Re: Obedience TrainingPosted by: Sue Zeiher
Posted on: February 15, 2003 at 07:51:17
In Reply to: Re: Obedience Training
: : Hi. I recently got a 1 - 2yr old JRT and have read many of the posts on this board about getting them obedience training. However I was told by my vet as well as the local training center that JRT's can be very difficult (&costly) to train. Does anyone have any personal experience with a JRT who has had obedience training? Does it work? Oh, sorry 1 more thing, I heard if you get them trained as a pup, no problem, but as an adult (such as mine), that's where the difficulty is. I want to get him trained as he needs to learn to stop when I tell him to or he'll end up being run over by a car (he bolts out the door as soon as it's opened and into the street). We of course try hard to make sure he doesn't get out, but he is extremely fast and all it takes is 1 time and the worst case scenerio can come true. My daughter and I love our Jack but he needs trained, badly.
: : Your thoughts?
: My thoughts about JRTs being difficult/costly to train, well that's just plain hogwash.
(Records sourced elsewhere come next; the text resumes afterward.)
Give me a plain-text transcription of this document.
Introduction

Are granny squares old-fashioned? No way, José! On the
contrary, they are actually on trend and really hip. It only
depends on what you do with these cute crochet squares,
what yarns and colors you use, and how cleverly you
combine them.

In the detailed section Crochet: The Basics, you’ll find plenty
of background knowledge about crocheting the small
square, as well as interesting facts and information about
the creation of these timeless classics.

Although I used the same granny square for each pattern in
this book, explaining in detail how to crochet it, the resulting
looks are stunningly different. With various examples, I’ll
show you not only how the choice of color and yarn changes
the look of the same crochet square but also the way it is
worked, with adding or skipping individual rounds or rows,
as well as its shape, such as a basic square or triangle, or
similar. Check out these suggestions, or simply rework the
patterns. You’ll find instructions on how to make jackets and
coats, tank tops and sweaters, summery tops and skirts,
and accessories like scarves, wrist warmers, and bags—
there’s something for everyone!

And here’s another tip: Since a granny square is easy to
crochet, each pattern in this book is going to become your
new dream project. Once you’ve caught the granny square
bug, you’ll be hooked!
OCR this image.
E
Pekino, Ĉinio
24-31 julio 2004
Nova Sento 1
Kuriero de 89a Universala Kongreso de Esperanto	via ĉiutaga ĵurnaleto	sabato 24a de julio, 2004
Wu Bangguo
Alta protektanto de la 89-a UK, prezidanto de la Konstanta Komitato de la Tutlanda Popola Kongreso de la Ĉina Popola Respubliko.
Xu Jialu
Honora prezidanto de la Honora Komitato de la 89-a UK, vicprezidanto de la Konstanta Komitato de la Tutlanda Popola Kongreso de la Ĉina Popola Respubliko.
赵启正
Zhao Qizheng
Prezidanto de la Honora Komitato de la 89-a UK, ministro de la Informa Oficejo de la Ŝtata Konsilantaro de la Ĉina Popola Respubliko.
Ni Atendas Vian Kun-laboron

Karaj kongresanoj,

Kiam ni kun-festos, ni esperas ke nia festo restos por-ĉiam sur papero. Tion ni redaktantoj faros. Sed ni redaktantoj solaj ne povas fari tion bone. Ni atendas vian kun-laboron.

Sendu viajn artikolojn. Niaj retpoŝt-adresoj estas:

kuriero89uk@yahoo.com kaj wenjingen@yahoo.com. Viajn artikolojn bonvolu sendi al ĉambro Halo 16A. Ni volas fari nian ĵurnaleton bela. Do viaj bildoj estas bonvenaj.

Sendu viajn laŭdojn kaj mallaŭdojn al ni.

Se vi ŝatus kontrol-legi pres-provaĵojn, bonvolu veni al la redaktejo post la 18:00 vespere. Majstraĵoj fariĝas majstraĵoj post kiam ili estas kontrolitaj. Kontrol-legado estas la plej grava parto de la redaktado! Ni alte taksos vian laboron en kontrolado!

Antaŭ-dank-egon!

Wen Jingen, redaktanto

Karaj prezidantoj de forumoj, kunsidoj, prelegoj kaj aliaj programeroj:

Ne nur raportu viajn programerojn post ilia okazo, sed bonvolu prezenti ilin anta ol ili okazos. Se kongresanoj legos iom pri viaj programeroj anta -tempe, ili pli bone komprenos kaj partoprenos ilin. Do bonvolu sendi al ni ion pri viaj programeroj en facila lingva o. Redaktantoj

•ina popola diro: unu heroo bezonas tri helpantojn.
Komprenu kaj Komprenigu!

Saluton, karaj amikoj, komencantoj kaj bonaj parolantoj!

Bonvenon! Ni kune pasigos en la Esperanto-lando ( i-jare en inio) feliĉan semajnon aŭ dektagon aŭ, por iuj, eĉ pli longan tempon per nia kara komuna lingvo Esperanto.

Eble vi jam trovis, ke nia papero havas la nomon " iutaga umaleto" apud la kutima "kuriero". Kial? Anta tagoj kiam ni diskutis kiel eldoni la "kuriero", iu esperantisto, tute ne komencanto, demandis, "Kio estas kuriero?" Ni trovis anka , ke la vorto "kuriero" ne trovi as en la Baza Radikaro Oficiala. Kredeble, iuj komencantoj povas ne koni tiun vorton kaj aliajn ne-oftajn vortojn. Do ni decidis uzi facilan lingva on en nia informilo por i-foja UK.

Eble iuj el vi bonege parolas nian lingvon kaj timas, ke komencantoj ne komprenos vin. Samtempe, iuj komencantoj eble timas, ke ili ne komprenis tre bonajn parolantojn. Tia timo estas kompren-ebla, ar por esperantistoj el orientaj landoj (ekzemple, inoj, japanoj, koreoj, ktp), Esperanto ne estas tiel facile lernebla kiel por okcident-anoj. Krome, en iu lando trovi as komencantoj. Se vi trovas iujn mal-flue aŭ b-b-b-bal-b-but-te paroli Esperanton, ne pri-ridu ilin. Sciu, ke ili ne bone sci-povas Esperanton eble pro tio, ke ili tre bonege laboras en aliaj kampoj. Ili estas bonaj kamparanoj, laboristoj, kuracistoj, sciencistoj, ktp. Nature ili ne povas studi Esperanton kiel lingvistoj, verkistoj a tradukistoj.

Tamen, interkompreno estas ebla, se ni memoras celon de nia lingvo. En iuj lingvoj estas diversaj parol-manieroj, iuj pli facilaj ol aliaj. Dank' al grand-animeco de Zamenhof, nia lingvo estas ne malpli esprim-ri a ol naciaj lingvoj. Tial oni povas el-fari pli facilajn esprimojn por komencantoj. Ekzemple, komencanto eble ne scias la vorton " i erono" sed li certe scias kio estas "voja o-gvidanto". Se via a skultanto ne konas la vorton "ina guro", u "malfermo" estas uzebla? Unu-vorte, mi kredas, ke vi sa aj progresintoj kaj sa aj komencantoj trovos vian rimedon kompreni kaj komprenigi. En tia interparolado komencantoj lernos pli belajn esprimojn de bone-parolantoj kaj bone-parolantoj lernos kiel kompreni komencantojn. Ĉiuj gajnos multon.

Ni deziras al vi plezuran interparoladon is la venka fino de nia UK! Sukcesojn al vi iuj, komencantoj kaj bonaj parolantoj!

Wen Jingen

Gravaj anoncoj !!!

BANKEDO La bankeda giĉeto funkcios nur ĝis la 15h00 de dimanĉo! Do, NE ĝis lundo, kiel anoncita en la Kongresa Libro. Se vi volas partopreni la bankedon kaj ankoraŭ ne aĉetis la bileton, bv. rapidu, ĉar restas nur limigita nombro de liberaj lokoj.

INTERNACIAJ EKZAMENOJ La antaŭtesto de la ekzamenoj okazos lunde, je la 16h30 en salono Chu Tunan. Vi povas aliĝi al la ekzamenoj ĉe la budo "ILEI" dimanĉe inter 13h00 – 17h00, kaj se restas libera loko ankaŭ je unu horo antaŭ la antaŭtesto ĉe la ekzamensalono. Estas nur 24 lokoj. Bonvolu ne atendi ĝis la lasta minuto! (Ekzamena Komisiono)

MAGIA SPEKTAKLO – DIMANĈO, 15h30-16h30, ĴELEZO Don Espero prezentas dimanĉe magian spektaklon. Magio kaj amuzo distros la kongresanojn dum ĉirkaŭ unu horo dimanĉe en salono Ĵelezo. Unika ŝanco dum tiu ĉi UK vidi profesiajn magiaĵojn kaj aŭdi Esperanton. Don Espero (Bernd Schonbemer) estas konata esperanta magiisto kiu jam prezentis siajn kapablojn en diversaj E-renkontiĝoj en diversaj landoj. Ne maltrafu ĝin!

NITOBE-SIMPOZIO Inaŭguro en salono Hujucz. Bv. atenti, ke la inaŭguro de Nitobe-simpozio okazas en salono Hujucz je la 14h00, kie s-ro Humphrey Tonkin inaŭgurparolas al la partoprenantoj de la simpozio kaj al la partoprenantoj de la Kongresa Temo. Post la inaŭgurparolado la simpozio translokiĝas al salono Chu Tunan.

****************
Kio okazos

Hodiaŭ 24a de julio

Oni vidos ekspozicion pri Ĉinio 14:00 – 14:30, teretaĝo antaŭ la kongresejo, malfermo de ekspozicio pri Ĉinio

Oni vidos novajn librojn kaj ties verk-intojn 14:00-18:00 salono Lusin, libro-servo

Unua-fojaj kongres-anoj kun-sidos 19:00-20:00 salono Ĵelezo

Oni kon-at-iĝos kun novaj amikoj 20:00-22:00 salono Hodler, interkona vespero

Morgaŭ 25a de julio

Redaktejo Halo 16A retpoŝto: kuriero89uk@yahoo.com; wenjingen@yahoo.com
: They are no more difficult to train than any other breed. The key to success in training your terrier is your commitment to doing daily work with your dog.
: Many people make the mistake of taking a class and just doing the class and NOT the homework between classes. That's where this "JRTs are difficult to train" idea comes about.
: I took my rescue to his first obedience class at the ripe age of 5 years old. By the time the 8 week course was over he was one of the stars of the class! He has since gone on to learn agility and we will be going back for more obedience work this year.
: I would suggest though if your dog isn't neutered to do that. That will help to keep him from wanting to roam and lessens territorial aggression. In short, you will have a much better pet that is more focused on you than on other matters.
: So, find a good trainer, make a commitment to working your dog every day (this only takes 15-20 minutes a day broken into mini-sessions) and you will reap big rewards.
: BTW, I still work Brody every day. It keeps his skills sharp and its fun for him too.
: P.S. I am providing a link to our State Reps. Find the one closest to you and see if they can recommend a good trainer.
As to the dog bolting out the door, in our home the door is never opened until the dog is secure. If necessary, put a sign on the door that says you will open it when Brody is in hand and not before. Making someone wait a few minutes to enter is a small price to pay for the peace of mind that he won't be hit by a car or lost.